Okręg 32 (Sosnowiec): KE 5, PiS 4

Podobna sytuacja jak w Katowicach. Tu jednak, dzięki nieparzystej liczbie mandatów, to KE wprowadziłaby o jednego posła więcej.

Okręg 33 (Kielce): PiS 11, KE 5

Poza Warszawą to największy okręg. Całe województwo świętokrzyskie. Do podziału 16 mandatów i zdecydowanie bank rozbił tutaj PiS.

Okręg 34 (Elbląg): PiS 4, KE 4

Jedni i drudzy szli łeb w łeb. W samym Elblągu nieco lepsza KE, w terenie nieco lepszy PiS, koniec końców - na remis. Także jeśli chodzi o podział mandatów.

Okręg 35 (Olsztyn): KE 5, PiS 5

Bardzo podobna sytuacja jak w Elblągu. Z tym że w samych głosach na odwrót - nieznacznie wygrywa tu Koalicja.

Okręg 36 (Kalisz): PiS 7, KE 5

Dość szczęśliwa wygrana PiS o dwa mandaty. Bo gdyby były tu o dwa mandaty mniej - padłby remis.

Okręg 37 (Konin): PiS 5, KE 4

Lokalną sensacją był wynik w Koninie. Tam PiS minimalnie wygrał - mimo że jeszcze jesienią zeszłego roku przerżnął tam z Koalicją wybory na prezydenta miasta.

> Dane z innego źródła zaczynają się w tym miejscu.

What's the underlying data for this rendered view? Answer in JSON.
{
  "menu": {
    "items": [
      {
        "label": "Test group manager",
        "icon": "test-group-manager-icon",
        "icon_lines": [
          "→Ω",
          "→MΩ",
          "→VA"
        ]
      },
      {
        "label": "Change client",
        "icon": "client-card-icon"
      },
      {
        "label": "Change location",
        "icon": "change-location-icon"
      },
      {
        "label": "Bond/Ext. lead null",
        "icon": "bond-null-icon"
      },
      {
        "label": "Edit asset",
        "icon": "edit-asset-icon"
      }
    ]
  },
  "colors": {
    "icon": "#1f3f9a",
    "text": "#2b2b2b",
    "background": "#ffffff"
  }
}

W całym okręgu PiS wyraźnie lepszy, o włos przegrał dziewiąty mandat z KE, inaczej byłby podział posłów 6-3.

Okręg 38 (Piła): KE 5, PiS 4

Jeden z naprawdę niewielu okręgów, gdzie o wygranej KE zdecydowało nie tyle największe miasto - bo w Pile różnica była niewielka - co teren. Dały tu już znać o sobie okolice Poznania. Koalicja wyraźnie wygrała m.in. w powiecie obornickim czy szamotulskim.

Okręg 39 (Poznań): KE 6, PiS 3, Wiosna 1

Trzeci i zarazem ostatni bastion Koalicji. W zasadzie dużo nie brakowało nawet do siódmego mandatu - a tyle zdobywała tu PO w swoich najlepszych czasach w 2007 r.

Partia Kaczyńskiego zachowałaby tutaj stan posiadania. Także obecnie ma bowiem trzech poznańskich posłów. Zwraca uwagę wysoki wynik Wiosny. Gdyby okręg był trochę większy - mogłaby się nawet bić o drugi mandat.

Okręg 40 (Koszalin): KE 4, PiS 4

Całkiem wyraźna przewaga KE, która jednak nie przełożyła się na podział mandatów. Jeszcze trochę więcej głosów i Koalicja miałaby tu pięciu posłów, a PiS jedynie trzech.

Okręg 41 (Szczecin): KE 5, PiS 4, Wiosna 1

Wygrana Koalicji, która byłaby jeszcze bardziej okazała, gdyby dziesiątego mandatu w tym okręgu nie zgarnęła jej sprzed nosa Wiosna.